Power imbalance mutes rejection, not always through coercion, but through expectation, intimidation and consequence.

In this case, Judge Mbenenge was not just a man; he was a judge president, an elder both in age and at church, and a father figure. He embodied dominant masculinity, respected, authoritative and revered. To later argue that the complainant never clearly said no is to ignore the layered and structural ways in which power operates.

Furthermore, masculinity studies also remind us that men can be victims, particularly those who reject or do not conform to dominant forms of masculinity.

But that is not the case here. Judge Mbenenge appears fully aligned with the very power structures under scrutiny. It is difficult to argue that power ever shifted to his secretary, Ms Mengo, or that the Judge President relinquished his authority while making advances toward her.

I agree with Lisa Vetten’s analysis of the power dynamics, particularly her insight that the complainant’s consent was shaped by vulnerability and coercion. However, while Vetten draws from a gender studies perspective, focusing on how power operates across gendered experiences, I argue for a masculinity studies lens, which specifically examines how dominant norms of manhood, such as entitlement and control, shape male behaviour.

Both approaches address gendered power, but masculinity studies centres how masculinities themselves contribute to harm.

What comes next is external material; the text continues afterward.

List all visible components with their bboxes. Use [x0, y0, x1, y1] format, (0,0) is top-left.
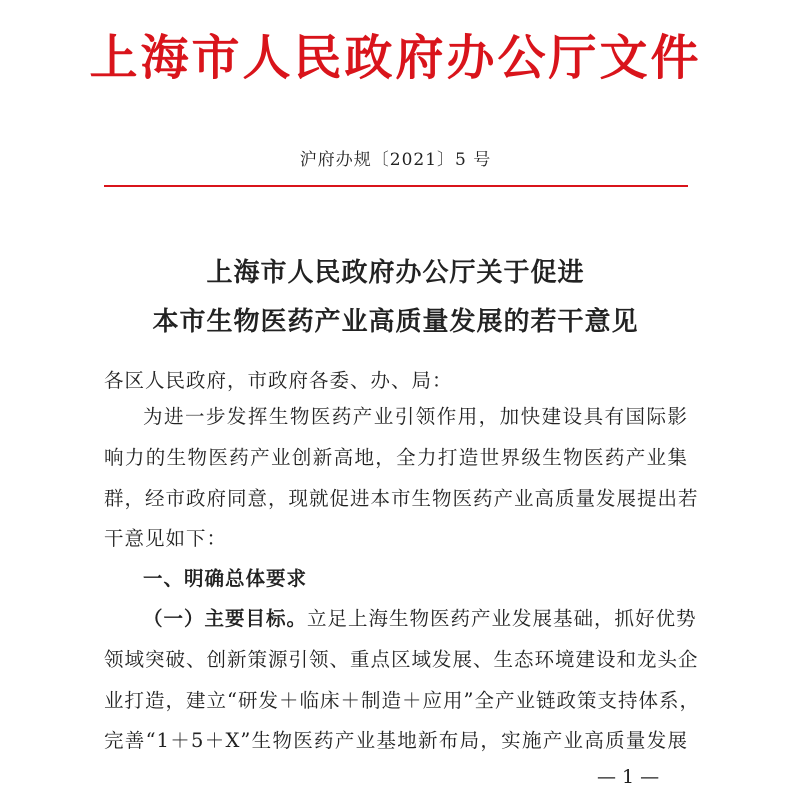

South Africa cannot seriously address sexual harassment, workplace misconduct or gender-based violence without confronting the masculine structures that enable them. It is time to:

  • Integrate masculinity studies into legal education, judicial training, and workplace policies;
  • Centre power dynamics, not as side issues, but as core to understanding consent and accountability; and
  • Reframe how the law interprets silence, delay and behaviour, especially in male-dominated institutions.

Only when our laws and institutions adopt a nuanced understanding of masculinity and power can we begin to create safer, more equitable spaces for all. DM

Comments (1)

Anne Swart Aug 18, 2025, 06:09 PM

Agree 100%. I would suggest that Corporates are less tolerant of predators, and women have the option of going to Human Resources. Procedures are in place. It is astonishing that such structures are not in place in public service structures. Then again, maybe not so astonishing, sadly.